I AM A SOVIET specialist. Gorbachev and the changes he has unleashed have led to a booming business for us Soviet specialists. You'd think that this would make me happy. But it doesn't.
You see, I happen to be a specialist on Soviet relations with the Third World. Unfortunately for me, Gorbachev chose to disengage the Soviet Union from the Third World. In the process, he has disengaged my career.
Of course, Gorbachev is also pulling out of Eastern Europe. But the study of Soviet-East European relations has a bright future. The Soviets and Eastern Europe are neighbors, and there'll always be enough tension between them to concern America and Western Europe. Even if the Soviet Union breaks up, Russia will still be one of the most important countries in the area.
It's different with the Third World. The U.S.S.R's internal problems are growing so rapidly that Soviet leaders no longer seem to have time, energy or interest to devote to distant countries in Latin America, Africa or even Asia. Moscow has announced that in 1991 it will sharply curtail its already reduced aid to its erstwhile Third World allies.
I kind of sympathize with Castro and the other Third World radical leaders. I feel as if Gorbachev has cut me adrift just as he has them. And just as their future careers look bleak, so does mine.
It wasn't always like this. When I became a graduate student over a decade ago, it seemed like the U.S.S.R. was becoming stronger and the U.S. weaker. Almost everything was going well for Moscow in the Third World while almost nothing was for us. During the 1970s, pro-Soviet Marxist regimes came to power in South Vietnam, Laos, Cambodia, Ethiopia, Mozambique, Angola Guinea-Bissau, Afghanistan, Nicaragua and Grenada. The Soviets also had allies in North Vietnam, Cuba, Syria, Libya, Iraq, South Yemen and elsewhere.

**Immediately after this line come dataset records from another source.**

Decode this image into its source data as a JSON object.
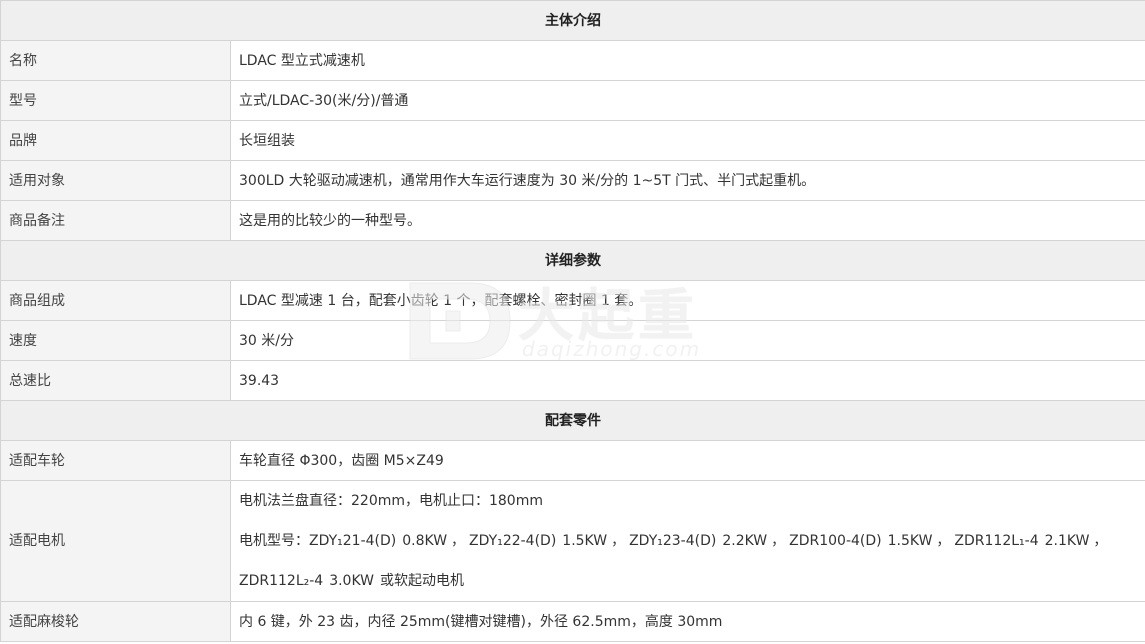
{
  "sections": {
    "intro": "主体介绍",
    "details": "详细参数",
    "parts": "配套零件"
  },
  "rows": {
    "name": {
      "label": "名称",
      "value": "LDAC 型立式减速机"
    },
    "model": {
      "label": "型号",
      "value": "立式/LDAC-30(米/分)/普通"
    },
    "brand": {
      "label": "品牌",
      "value": "长垣组装"
    },
    "target": {
      "label": "适用对象",
      "value": "300LD 大轮驱动减速机，通常用作大车运行速度为 30 米/分的 1~5T 门式、半门式起重机。"
    },
    "remark": {
      "label": "商品备注",
      "value": "这是用的比较少的一种型号。"
    },
    "composition": {
      "label": "商品组成",
      "value": "LDAC 型减速 1 台，配套小齿轮 1 个，配套螺栓、密封圈 1 套。"
    },
    "speed": {
      "label": "速度",
      "value": "30 米/分"
    },
    "ratio": {
      "label": "总速比",
      "value": "39.43"
    },
    "wheel": {
      "label": "适配车轮",
      "value": "车轮直径 Φ300，齿圈 M5×Z49"
    },
    "motor": {
      "label": "适配电机",
      "line1": "电机法兰盘直径：220mm，电机止口：180mm",
      "line2_prefix": "电机型号：",
      "motors": [
        {
          "model": "ZDY₁21-4(D)",
          "power": "0.8KW"
        },
        {
          "model": "ZDY₁22-4(D)",
          "power": "1.5KW"
        },
        {
          "model": "ZDY₁23-4(D)",
          "power": "2.2KW"
        },
        {
          "model": "ZDR100-4(D)",
          "power": "1.5KW"
        },
        {
          "model": "ZDR112L₁-4",
          "power": "2.1KW"
        }
      ],
      "separator": "，",
      "line3_model": "ZDR112L₂-4",
      "line3_power": "3.0KW",
      "line3_suffix": "或软起动电机"
    },
    "pulley": {
      "label": "适配麻梭轮",
      "value": "内 6 键，外 23 齿，内径 25mm(键槽对键槽)，外径 62.5mm，高度 30mm"
    }
  },
  "watermark": {
    "cn": "大起重",
    "en": "daqizhong.com"
  }
}
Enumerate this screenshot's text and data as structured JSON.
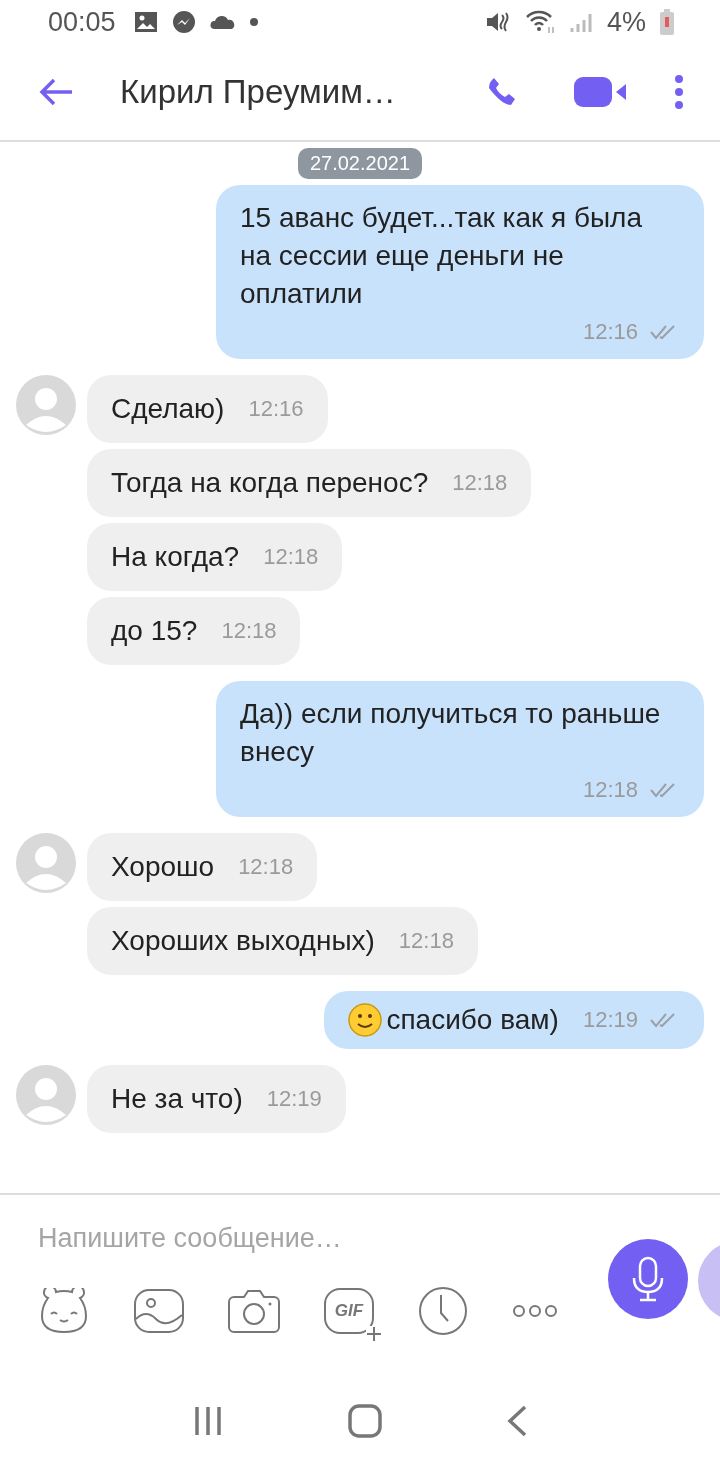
{
  "status_bar": {
    "time": "00:05",
    "battery": "4%"
  },
  "header": {
    "title": "Кирил Преумим…"
  },
  "date_badge": "27.02.2021",
  "messages": [
    {
      "kind": "outgoing",
      "text": "15 аванс будет...так как я была на сессии еще деньги не оплатили",
      "time": "12:16",
      "delivered": true,
      "smiley": false
    },
    {
      "kind": "incoming",
      "text": "Сделаю)",
      "time": "12:16",
      "avatar": true
    },
    {
      "kind": "incoming",
      "text": "Тогда на когда перенос?",
      "time": "12:18",
      "avatar": false
    },
    {
      "kind": "incoming",
      "text": "На когда?",
      "time": "12:18",
      "avatar": false
    },
    {
      "kind": "incoming",
      "text": "до 15?",
      "time": "12:18",
      "avatar": false
    },
    {
      "kind": "outgoing",
      "text": "Да)) если получиться то раньше внесу",
      "time": "12:18",
      "delivered": true,
      "smiley": false
    },
    {
      "kind": "incoming",
      "text": "Хорошо",
      "time": "12:18",
      "avatar": true
    },
    {
      "kind": "incoming",
      "text": "Хороших выходных)",
      "time": "12:18",
      "avatar": false
    },
    {
      "kind": "outgoing",
      "text": "спасибо вам)",
      "time": "12:19",
      "delivered": true,
      "smiley": true
    },
    {
      "kind": "incoming",
      "text": "Не за что)",
      "time": "12:19",
      "avatar": true
    }
  ],
  "composer": {
    "placeholder": "Напишите сообщение…",
    "gif_label": "GIF"
  }
}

The Soviets did have their setbacks. Now and then they were kicked out of places like Egypt and Somalia. But it didn't matter. Moscow was always able to replace lost allies with new ones in short order. It's true that even back in the 1970s, I argued that the Soviet Union was unlikely to succeed in maintaining its influence in the Third World. The Soviets' ambitions outran their capacities. But this argument was only interesting when it was controversial. My adversaries would point out that Moscow was pursuing an expansionist policy in the developing world and meeting with some success. But now that my argument (others made it too) has proven to be correct, no one cares any more.
Iremember my dissertation adviser telling me back in 1979, "Mark, you ought to write something on Soviet-Third World relations. You'd be getting in on the ground floor of a real growth industry."
Well, he was right. The subject was in such demand that since then I have won three pre-doctoral fellowships, three post-doctoral ones and two government research contracts to study it. I published three books (plus two more which I edited that will soon be published) as well as many articles and op-ed pieces. The U.S. Information Agency sent me on several speaking tours to Europe, the Middle East and South Asia to give lectures on this vital topic. I also gave numerous TV, radio and newspaper interviews. I fear that there will be no more grants or lecture tours, and precious few interviews, on this subject in the future.
Just like investors in the stock market in 1929, 1987 or 1990, I never suspected that what my adviser assured me was a boom industry could go bust. My adviser retired not long ago. Unfortunately, I have at least another 30 years to work before I can. What am I supposed to do?
The obvious answer is that I should develop a specialty in some other aspect of Soviet studies. Several other Soviet-Third World specialists have already done this. Indeed, some of them have become experts in other areas virtually overnight. Amazing!
But I don't want to do this. I have several reasons. First, there are already lots of experts on these other areas. Second, I'm lazy. Third, I've already been burned once; I don't want to develop some other specialty just to see it become irrelevant too because the Soviet Union breaks up completely. And fourth, I really am interested in Soviet policy toward the Third World. I am so interested in it that I want to see it actively continue indefinitely (or at least until I retire).
I think that the only way my career can be saved is if Gorbachev is ousted by the communist hardliners, the Cold War is reignited and Moscow resumes its military involvement in the Third World.
Some might ask indignantly, "Why should the Soviet people have to suffer continued communist dictatorship just to save your career?" My response is quite simple: The Soviet people are used to suffering, while I am not. They should do what they're good at and let me do what I'm good at.
Besides, it seems as if the Soviet people are going to suffer no matter what. Why should they drag me down with them?
So hurry up you Soviet hardliners! Get rid of that Gorbachev trouble-maker! Then I can get back to the business of analyzing just why your nefarious plots in the Third World won't succeed!
Mark Katz is an assistant professor of government and politics at George Mason University.